Two recipes for rain
- 2 large onions, thinly sliced
- 1 cup besan (chickpea flour)
- 1 tsp red chilli powder
- ½ tsp cumin powder
- ¼ tsp turmeric
- ¼ tsp ajwain (carom seeds)
- Salt to taste
- ~2–3 tbsp water — just enough to bring it together
- Oil for deep frying
- Slice the onions thin. Thinner than you think. This is what gives the pakora its texture.
- Salt and rest. Add salt to the onions and mix well. Let them sit for 5 minutes — they will release water.
- Make the dry batter. Add besan, chilli powder, cumin, turmeric, and ajwain directly to the onions. Mix well. The onion's own moisture should bring it together. Add water only one tablespoon at a time if needed. The batter must be dry and clumpy — not smooth, not wet.

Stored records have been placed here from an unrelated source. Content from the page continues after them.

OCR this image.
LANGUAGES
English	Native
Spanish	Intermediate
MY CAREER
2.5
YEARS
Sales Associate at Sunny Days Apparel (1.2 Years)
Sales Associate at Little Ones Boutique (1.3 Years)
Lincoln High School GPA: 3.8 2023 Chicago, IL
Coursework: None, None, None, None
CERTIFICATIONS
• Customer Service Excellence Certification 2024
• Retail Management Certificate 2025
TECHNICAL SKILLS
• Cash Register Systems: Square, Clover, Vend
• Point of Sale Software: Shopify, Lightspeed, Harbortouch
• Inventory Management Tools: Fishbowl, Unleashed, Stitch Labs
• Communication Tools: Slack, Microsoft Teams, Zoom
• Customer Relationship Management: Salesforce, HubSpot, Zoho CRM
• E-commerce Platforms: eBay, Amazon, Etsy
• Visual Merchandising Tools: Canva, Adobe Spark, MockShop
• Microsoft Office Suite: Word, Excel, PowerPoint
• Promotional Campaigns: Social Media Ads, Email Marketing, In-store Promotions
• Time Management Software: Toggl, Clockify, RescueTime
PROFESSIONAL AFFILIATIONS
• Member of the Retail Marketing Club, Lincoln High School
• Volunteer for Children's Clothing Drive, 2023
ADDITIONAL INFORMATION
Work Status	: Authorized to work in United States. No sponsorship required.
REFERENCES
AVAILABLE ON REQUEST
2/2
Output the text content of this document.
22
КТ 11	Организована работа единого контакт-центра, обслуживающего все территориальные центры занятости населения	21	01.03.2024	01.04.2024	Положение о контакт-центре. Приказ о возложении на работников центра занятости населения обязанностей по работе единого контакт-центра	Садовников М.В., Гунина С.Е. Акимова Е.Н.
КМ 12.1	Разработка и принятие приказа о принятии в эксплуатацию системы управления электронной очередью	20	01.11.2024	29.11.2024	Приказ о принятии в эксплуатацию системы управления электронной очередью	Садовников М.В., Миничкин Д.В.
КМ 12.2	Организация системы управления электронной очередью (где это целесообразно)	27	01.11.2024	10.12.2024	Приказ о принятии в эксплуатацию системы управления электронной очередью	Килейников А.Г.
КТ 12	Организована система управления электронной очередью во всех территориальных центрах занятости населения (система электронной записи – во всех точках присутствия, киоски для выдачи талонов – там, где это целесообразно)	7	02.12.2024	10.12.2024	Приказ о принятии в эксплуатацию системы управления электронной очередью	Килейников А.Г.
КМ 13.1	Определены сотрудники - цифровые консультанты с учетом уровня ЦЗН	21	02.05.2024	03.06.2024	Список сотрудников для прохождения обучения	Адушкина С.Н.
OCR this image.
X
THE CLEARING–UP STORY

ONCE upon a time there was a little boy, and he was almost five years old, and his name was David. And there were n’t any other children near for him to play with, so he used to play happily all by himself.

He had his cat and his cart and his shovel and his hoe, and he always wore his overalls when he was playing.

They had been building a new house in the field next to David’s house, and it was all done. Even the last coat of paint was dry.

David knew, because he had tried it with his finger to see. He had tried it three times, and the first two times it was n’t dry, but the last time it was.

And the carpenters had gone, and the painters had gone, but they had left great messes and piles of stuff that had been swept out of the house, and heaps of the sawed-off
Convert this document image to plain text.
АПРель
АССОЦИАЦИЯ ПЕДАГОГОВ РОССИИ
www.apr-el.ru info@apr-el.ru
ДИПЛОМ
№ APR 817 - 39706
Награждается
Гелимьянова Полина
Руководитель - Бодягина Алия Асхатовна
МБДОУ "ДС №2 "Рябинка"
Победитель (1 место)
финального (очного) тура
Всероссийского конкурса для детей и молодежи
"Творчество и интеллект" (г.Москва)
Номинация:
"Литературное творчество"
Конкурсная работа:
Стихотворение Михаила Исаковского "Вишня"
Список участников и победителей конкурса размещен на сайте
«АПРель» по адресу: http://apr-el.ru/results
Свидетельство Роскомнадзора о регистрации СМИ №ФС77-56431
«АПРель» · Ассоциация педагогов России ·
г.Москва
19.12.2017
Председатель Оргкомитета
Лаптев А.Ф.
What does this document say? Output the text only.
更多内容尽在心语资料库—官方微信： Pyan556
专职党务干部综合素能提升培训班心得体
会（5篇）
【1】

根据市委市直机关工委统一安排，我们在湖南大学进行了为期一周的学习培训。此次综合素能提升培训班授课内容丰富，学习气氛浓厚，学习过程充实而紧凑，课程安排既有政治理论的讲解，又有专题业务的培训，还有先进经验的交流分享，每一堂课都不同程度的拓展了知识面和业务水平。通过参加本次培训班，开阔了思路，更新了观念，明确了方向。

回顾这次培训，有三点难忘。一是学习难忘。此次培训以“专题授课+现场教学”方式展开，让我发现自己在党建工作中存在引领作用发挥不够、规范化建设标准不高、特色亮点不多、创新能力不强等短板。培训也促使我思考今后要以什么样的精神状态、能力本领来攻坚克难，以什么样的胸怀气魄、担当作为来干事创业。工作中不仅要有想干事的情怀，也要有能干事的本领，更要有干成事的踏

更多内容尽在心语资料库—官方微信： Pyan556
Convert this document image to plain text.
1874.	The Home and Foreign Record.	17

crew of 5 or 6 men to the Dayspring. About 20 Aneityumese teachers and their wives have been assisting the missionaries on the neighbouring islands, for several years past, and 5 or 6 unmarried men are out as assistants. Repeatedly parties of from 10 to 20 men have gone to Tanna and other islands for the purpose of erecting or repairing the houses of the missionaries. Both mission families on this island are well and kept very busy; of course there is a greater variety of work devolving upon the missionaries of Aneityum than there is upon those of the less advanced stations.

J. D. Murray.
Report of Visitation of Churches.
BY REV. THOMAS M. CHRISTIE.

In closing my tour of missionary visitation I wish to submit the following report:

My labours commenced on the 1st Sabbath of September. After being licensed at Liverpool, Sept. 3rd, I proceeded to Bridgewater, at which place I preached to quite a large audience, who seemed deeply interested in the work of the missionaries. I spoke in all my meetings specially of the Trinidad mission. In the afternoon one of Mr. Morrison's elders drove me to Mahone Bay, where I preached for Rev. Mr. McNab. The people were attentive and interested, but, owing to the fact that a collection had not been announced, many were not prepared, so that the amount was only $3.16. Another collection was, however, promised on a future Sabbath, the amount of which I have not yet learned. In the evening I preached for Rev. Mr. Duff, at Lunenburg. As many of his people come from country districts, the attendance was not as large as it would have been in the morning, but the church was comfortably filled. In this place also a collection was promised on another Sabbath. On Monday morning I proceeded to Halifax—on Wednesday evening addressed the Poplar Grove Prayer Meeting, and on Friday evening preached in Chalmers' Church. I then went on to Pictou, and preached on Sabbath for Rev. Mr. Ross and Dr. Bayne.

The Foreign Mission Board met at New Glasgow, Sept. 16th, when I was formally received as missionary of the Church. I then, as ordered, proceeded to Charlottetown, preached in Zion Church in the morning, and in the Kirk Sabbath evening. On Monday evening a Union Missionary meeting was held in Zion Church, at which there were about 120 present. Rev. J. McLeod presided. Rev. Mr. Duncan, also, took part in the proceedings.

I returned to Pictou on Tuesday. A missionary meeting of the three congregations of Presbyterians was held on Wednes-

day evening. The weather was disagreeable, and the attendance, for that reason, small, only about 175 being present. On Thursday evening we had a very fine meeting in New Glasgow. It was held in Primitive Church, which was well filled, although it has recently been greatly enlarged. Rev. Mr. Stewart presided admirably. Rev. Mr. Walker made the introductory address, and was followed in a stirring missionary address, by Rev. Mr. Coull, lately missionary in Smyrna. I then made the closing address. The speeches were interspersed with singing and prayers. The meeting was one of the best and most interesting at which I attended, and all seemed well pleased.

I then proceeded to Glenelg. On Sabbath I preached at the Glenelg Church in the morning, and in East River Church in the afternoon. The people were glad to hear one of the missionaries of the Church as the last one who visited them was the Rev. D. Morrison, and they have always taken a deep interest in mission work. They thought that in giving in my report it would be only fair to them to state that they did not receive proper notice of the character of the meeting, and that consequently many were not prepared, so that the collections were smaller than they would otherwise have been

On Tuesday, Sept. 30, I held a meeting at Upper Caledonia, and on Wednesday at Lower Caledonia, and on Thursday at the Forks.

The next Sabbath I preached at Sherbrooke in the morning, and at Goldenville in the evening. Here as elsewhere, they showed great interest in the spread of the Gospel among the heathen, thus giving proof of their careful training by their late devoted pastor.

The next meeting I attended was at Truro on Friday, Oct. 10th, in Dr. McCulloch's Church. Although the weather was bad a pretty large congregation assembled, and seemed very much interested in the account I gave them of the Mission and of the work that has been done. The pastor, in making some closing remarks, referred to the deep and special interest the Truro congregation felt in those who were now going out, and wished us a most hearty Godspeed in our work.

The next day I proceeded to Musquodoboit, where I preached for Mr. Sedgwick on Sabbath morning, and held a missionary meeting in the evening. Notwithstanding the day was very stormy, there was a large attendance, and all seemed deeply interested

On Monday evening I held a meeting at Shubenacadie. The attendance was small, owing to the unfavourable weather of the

- Fry on medium heat. Heat oil in a deep pan. Drop small rough clumps of the mixture in — don't shape them neatly. The rough edges are what get crispy. Fry 3–4 minutes, turning once, until deep golden.
- Drain and eat immediately. Drain on paper towels. Eat with chai and mint chutney.
- 1 raw plantain (vazhakkai), peeled and sliced into thin rounds
- 1 cup besan (chickpea flour)
- ½ tsp red chilli powder
- ¼ tsp turmeric
- Pinch of asafoetida (hing)
- Salt to taste
- ~¾ cup water — enough for a smooth coating batter
- Oil for deep frying
- Slice the plantain. Thin rounds, about 3–4mm thick. Uniform so they cook evenly.
- Make the smooth batter. Combine besan, chilli powder, turmeric, hing, and salt. Add water gradually, whisking until smooth and thick enough to coat the back of a spoon. This is the opposite of pakora batter — smooth and flowing, not clumpy.
- Dip and fry. Heat oil until hot. Dip each plantain slice fully in batter, let excess drip off, and slide gently into the oil. Fry in batches 2–3 minutes each side until golden.
- Drain and serve hot. Serve with coconut chutney or just as they are.
The thing about rain food
There is no technique in either of these recipes that is difficult. The technique is in understanding what makes them different from each other. Pakora is a dry batter — the onion provides the moisture and the besan just holds it together. Bajji is a wet batter — the coating is separate from the vegetable inside. Same chickpea flour. Same basic process. Completely different logic.
Both taste best eaten standing in a kitchen while it is raining outside. This is not optional.